Outbreak of swine fever a blow to rural economy of Assam and other northeastern states

Published 11 May 2020  |  

An outbreak of African swine fever that killed around 3,000 pigs in Assam has forced the state's government to ban the distribution and sale of pork in the region affecting the lives of hundreds of villagers who depend on pig farming for a living.

Additionally, the death of thousands of pigs from the last week of April has hit the rural economy of Christian-dominated regions in the northeast where pork is a major delicacy.

According to the World Organization for Animal Health, swine fever does not spread from animals to humans, but it can spread via live or dead pigs, pork products.

It has the potential to spread from one farm to another through birds and be transmitted through vehicles transporting meat and fodder, therefore, threatening the circulation of fever in pigs across the county.

It can also spread through objects like clothes, shoes, knives and other equipment.

According to the federal government, this is the first instance of the disease in the country and the mortality rate of which is almost 100 percent.

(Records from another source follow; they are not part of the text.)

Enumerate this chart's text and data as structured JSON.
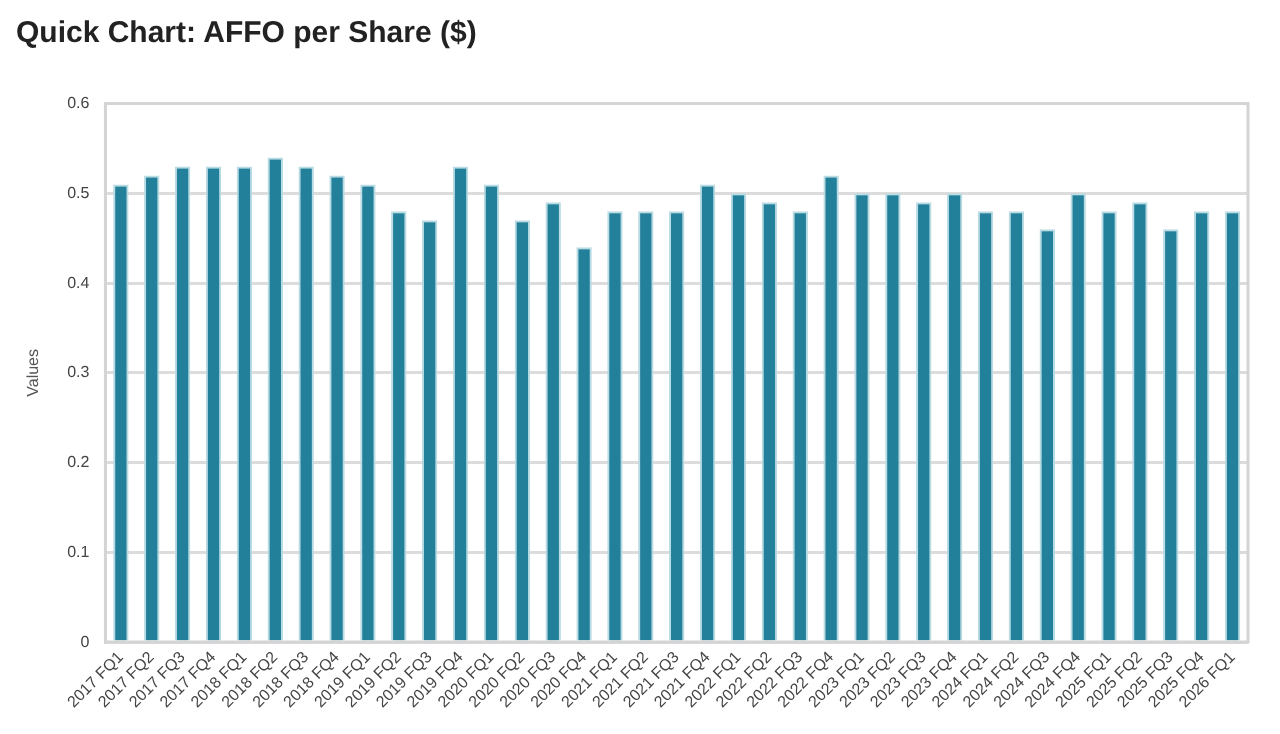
{
  "chart_data": {
    "type": "bar",
    "title": "Quick Chart: AFFO per Share ($)",
    "ylabel": "Values",
    "categories": [
      "2017 FQ1",
      "2017 FQ2",
      "2017 FQ3",
      "2017 FQ4",
      "2018 FQ1",
      "2018 FQ2",
      "2018 FQ3",
      "2018 FQ4",
      "2019 FQ1",
      "2019 FQ2",
      "2019 FQ3",
      "2019 FQ4",
      "2020 FQ1",
      "2020 FQ2",
      "2020 FQ3",
      "2020 FQ4",
      "2021 FQ1",
      "2021 FQ2",
      "2021 FQ3",
      "2021 FQ4",
      "2022 FQ1",
      "2022 FQ2",
      "2022 FQ3",
      "2022 FQ4",
      "2023 FQ1",
      "2023 FQ2",
      "2023 FQ3",
      "2023 FQ4",
      "2024 FQ1",
      "2024 FQ2",
      "2024 FQ3",
      "2024 FQ4",
      "2025 FQ1",
      "2025 FQ2",
      "2025 FQ3",
      "2025 FQ4",
      "2026 FQ1"
    ],
    "values": [
      0.51,
      0.52,
      0.53,
      0.53,
      0.53,
      0.54,
      0.53,
      0.52,
      0.51,
      0.48,
      0.47,
      0.53,
      0.51,
      0.47,
      0.49,
      0.44,
      0.48,
      0.48,
      0.48,
      0.51,
      0.5,
      0.49,
      0.48,
      0.52,
      0.5,
      0.5,
      0.49,
      0.5,
      0.48,
      0.48,
      0.46,
      0.5,
      0.48,
      0.49,
      0.46,
      0.48,
      0.48
    ],
    "color": "#23809a",
    "ylim": [
      0,
      0.6
    ],
    "yticks": [
      0,
      0.1,
      0.2,
      0.3,
      0.4,
      0.5,
      0.6
    ],
    "grid": "y",
    "legend": false
  }
}
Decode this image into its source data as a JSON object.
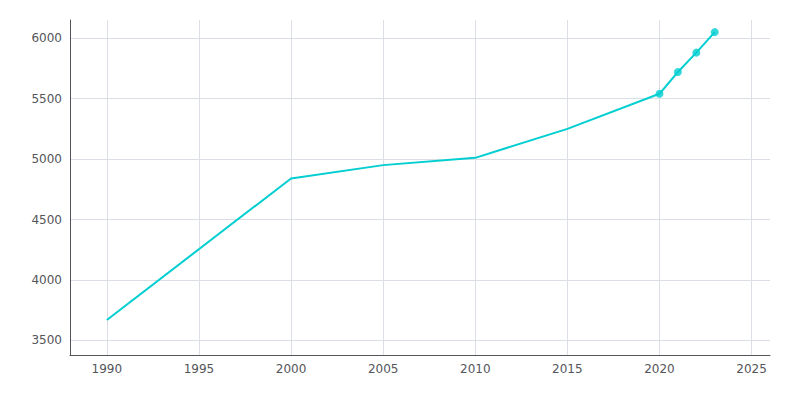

For Bishop Thomas Pulloppillil of Bongaigaon Diocese in Assam, swine fever has been "a big blow to the rural economy of Assam and other northeastern states."

"We are not sure of the extent of damages and financial losses as we cannot reach out to them because of the lockdown," said Bishop Pulloppillil pointing at the villagers affected by the ban of pork sales.

"The poor farmers who are already bearing the brunt of Covid-19 will suffer further. Almost every family in the villages rears pigs for their livelihood," the bishop told UCA News.

Though swine fever does not pose a potential threat to human lives, the Assam government has advised people to take precaution as the country continues to battle against COVID-19, which has taken around 2,254 lives so far.